Masjid En-Naeem (Jawi: مسجد النعيم) or the En-Naeem Mosque is located in Hougang, Singapore. Established in the 1980s, it was completed and first opened in 1983. The mosque mainly serves the residents of the Hougang neighbourhood.

== History ==
Masjid En-Naeem was established in the 1980s, with fundraising for its construction starting in 1981. Intended to serve the Muslims living in the Hougang neighbourhood, the mosque was part of the second phase of the Mosque Building Fund, an initiative introduced by the Majlis Ugama Islam Singapura in the 1970s. Construction started in April 1982. It was completed in 1983 with the official opening of the mosque on 27 September of that same year. In 1985, the mosque launched a series of madrasa classes for both children and adults. The mosque underwent a renovation in 2006 which helped to increase its capacity.
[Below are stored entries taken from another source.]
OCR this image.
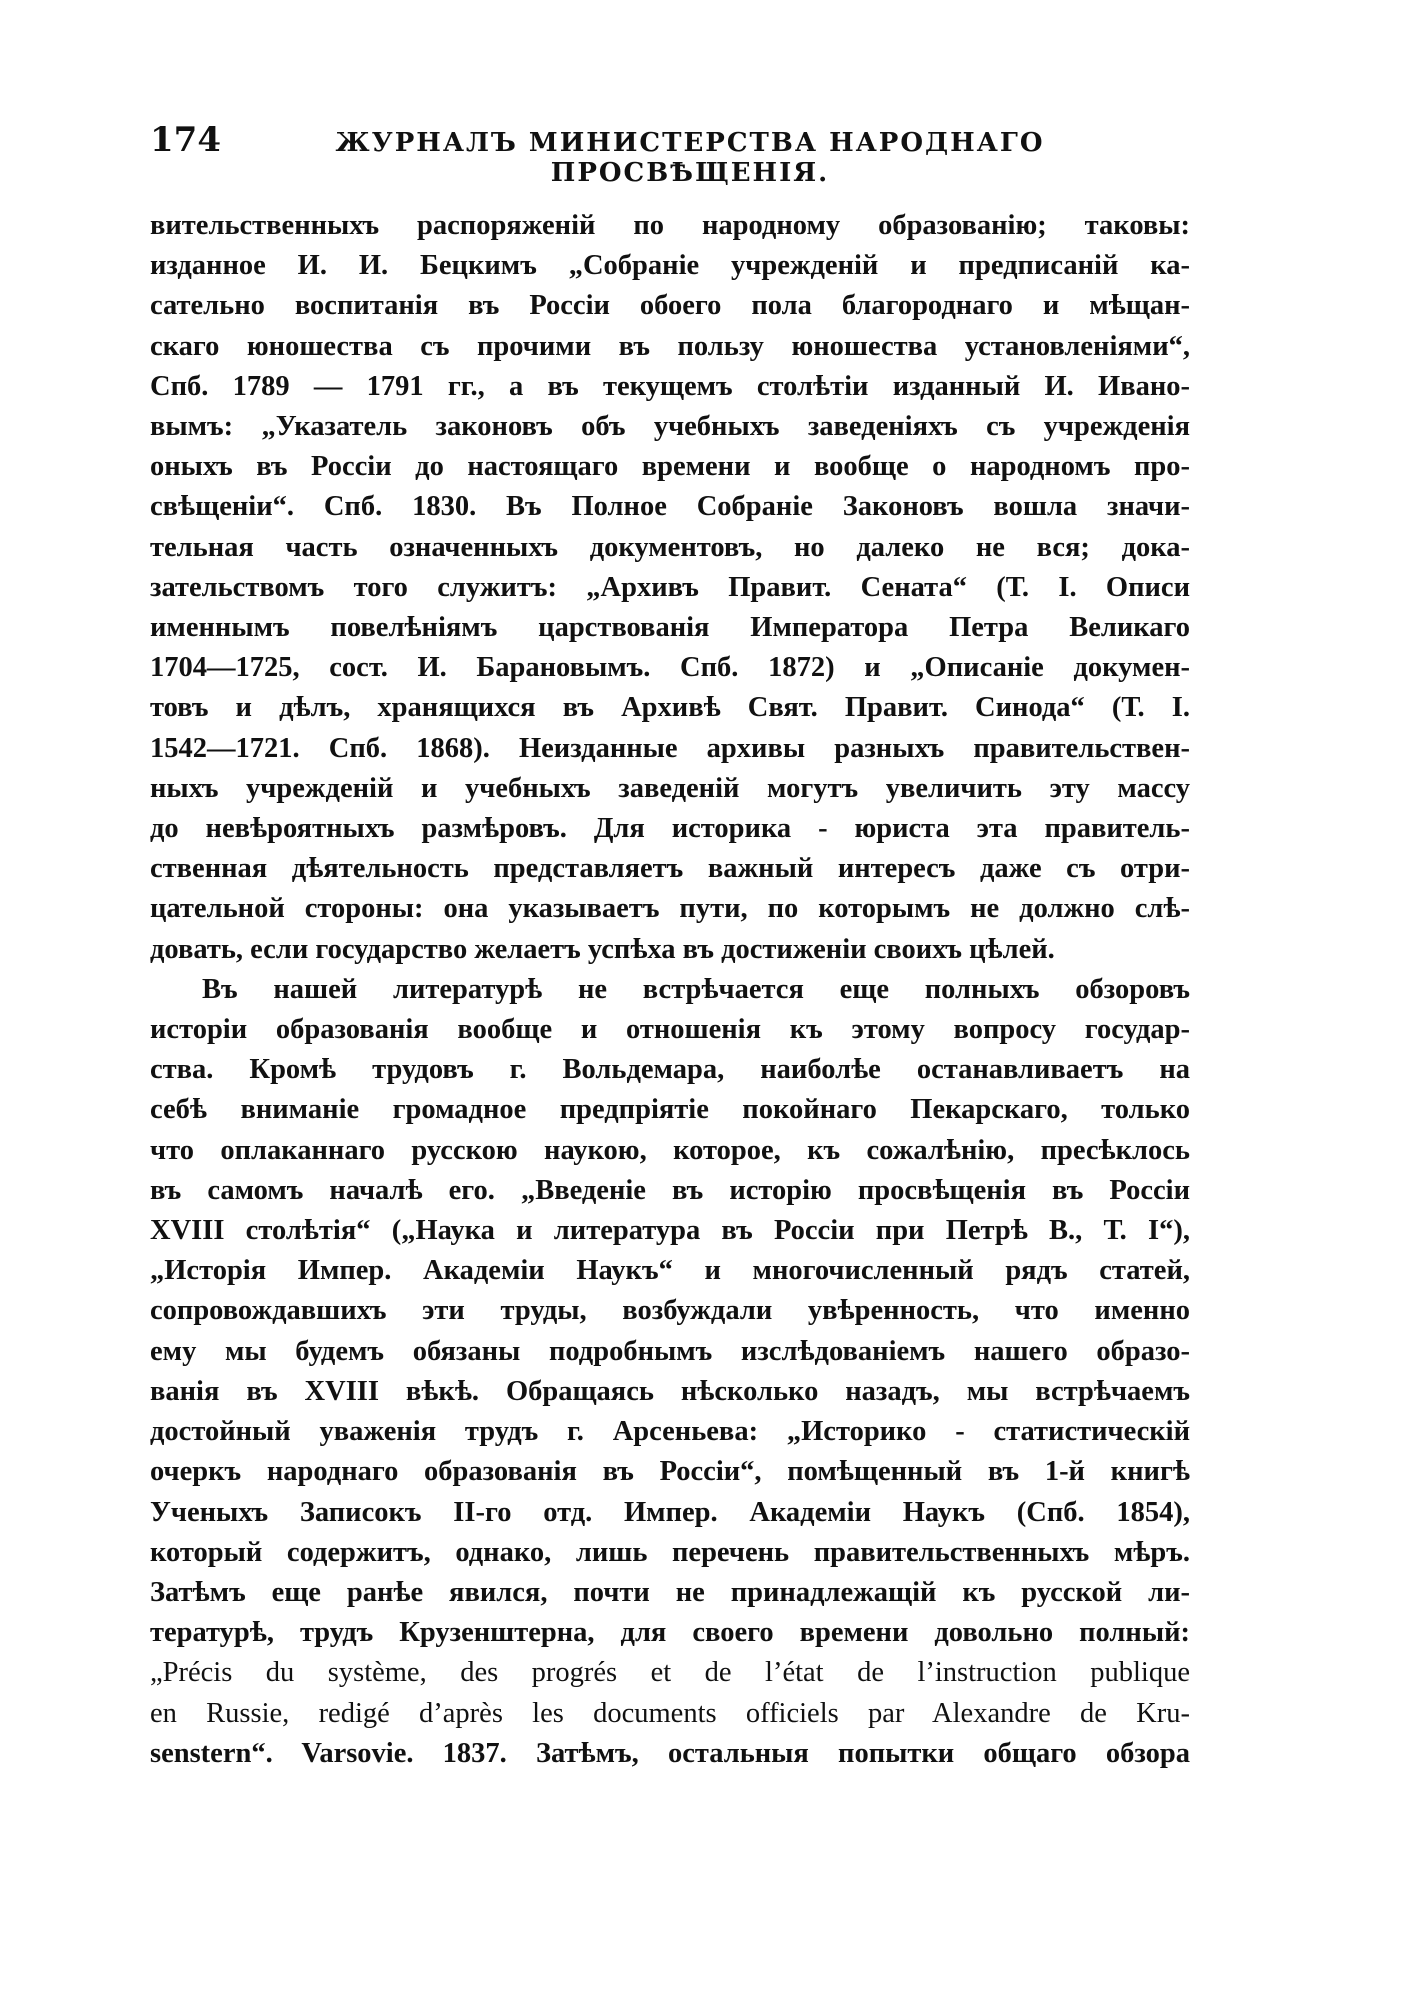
174	ЖУРНАЛЪ МИНИСТЕРСТВА НАРОДНАГО ПРОСВѢЩЕНІЯ.
вительственныхъ распоряженій по народному образованію; таковы:
изданное И. И. Бецкимъ „Собраніе учрежденій и предписаній ка-
сательно воспитанія въ Россіи обоего пола благороднаго и мѣщан-
скаго юношества съ прочими въ пользу юношества установленіями“,
Спб. 1789 — 1791 гг., а въ текущемъ столѣтіи изданный И. Ивано-
вымъ: „Указатель законовъ объ учебныхъ заведеніяхъ съ учрежденія
оныхъ въ Россіи до настоящаго времени и вообще о народномъ про-
свѣщеніи“. Спб. 1830. Въ Полное Собраніе Законовъ вошла значи-
тельная часть означенныхъ документовъ, но далеко не вся; дока-
зательствомъ того служитъ: „Архивъ Правит. Сената“ (Т. I. Описи
именнымъ повелѣніямъ царствованія Императора Петра Великаго
1704—1725, сост. И. Барановымъ. Спб. 1872) и „Описаніе докумен-
товъ и дѣлъ, хранящихся въ Архивѣ Свят. Правит. Синода“ (Т. I.
1542—1721. Спб. 1868). Неизданные архивы разныхъ правительствен-
ныхъ учрежденій и учебныхъ заведеній могутъ увеличить эту массу
до невѣроятныхъ размѣровъ. Для историка - юриста эта правитель-
ственная дѣятельность представляетъ важный интересъ даже съ отри-
цательной стороны: она указываетъ пути, по которымъ не должно слѣ-
довать, если государство желаетъ успѣха въ достиженіи своихъ цѣлей.
Въ нашей литературѣ не встрѣчается еще полныхъ обзоровъ
исторіи образованія вообще и отношенія къ этому вопросу государ-
ства. Кромѣ трудовъ г. Вольдемара, наиболѣе останавливаетъ на
себѣ вниманіе громадное предпріятіе покойнаго Пекарскаго, только
что оплаканнаго русскою наукою, которое, къ сожалѣнію, пресѣклось
въ самомъ началѣ его. „Введеніе въ исторію просвѣщенія въ Россіи
XVIII столѣтія“ („Наука и литература въ Россіи при Петрѣ В., Т. I“),
„Исторія Импер. Академіи Наукъ“ и многочисленный рядъ статей,
сопровождавшихъ эти труды, возбуждали увѣренность, что именно
ему мы будемъ обязаны подробнымъ изслѣдованіемъ нашего образо-
ванія въ XVIII вѣкѣ. Обращаясь нѣсколько назадъ, мы встрѣчаемъ
достойный уваженія трудъ г. Арсеньева: „Историко - статистическій
очеркъ народнаго образованія въ Россіи“, помѣщенный въ 1-й книгѣ
Ученыхъ Записокъ II-го отд. Импер. Академіи Наукъ (Спб. 1854),
который содержитъ, однако, лишь перечень правительственныхъ мѣръ.
Затѣмъ еще ранѣе явился, почти не принадлежащій къ русской ли-
тературѣ, трудъ Крузенштерна, для своего времени довольно полный:
„Précis du système, des progrés et de l’état de l’instruction publique
en Russie, redigé d’après les documents officiels par Alexandre de Kru-
senstern“. Varsovie. 1837. Затѣмъ, остальныя попытки общаго обзора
In 2019, the mosque launched a program to help ex-convicts and former offenders reintegrate into society. In 2022, the funeral prayer for former journalist Rhazaly Noentil was held at Masjid En-Naeem.

== Incidents ==
On 3 September 1995, a stationwagon crashed into the main entrance of Masjid En-Naeem after a Mawlid celebration. The vehicle was parked at the kerb within the mosque compound and suddenly rammed into the building's main doors upon starting up its engine. At least 5 people were injured, but only 2 people were hospitalized while the rest were given outpatient treatment at the mosque. The driver of the vehicle was arrested for reckless driving but was released on 6 September on bail.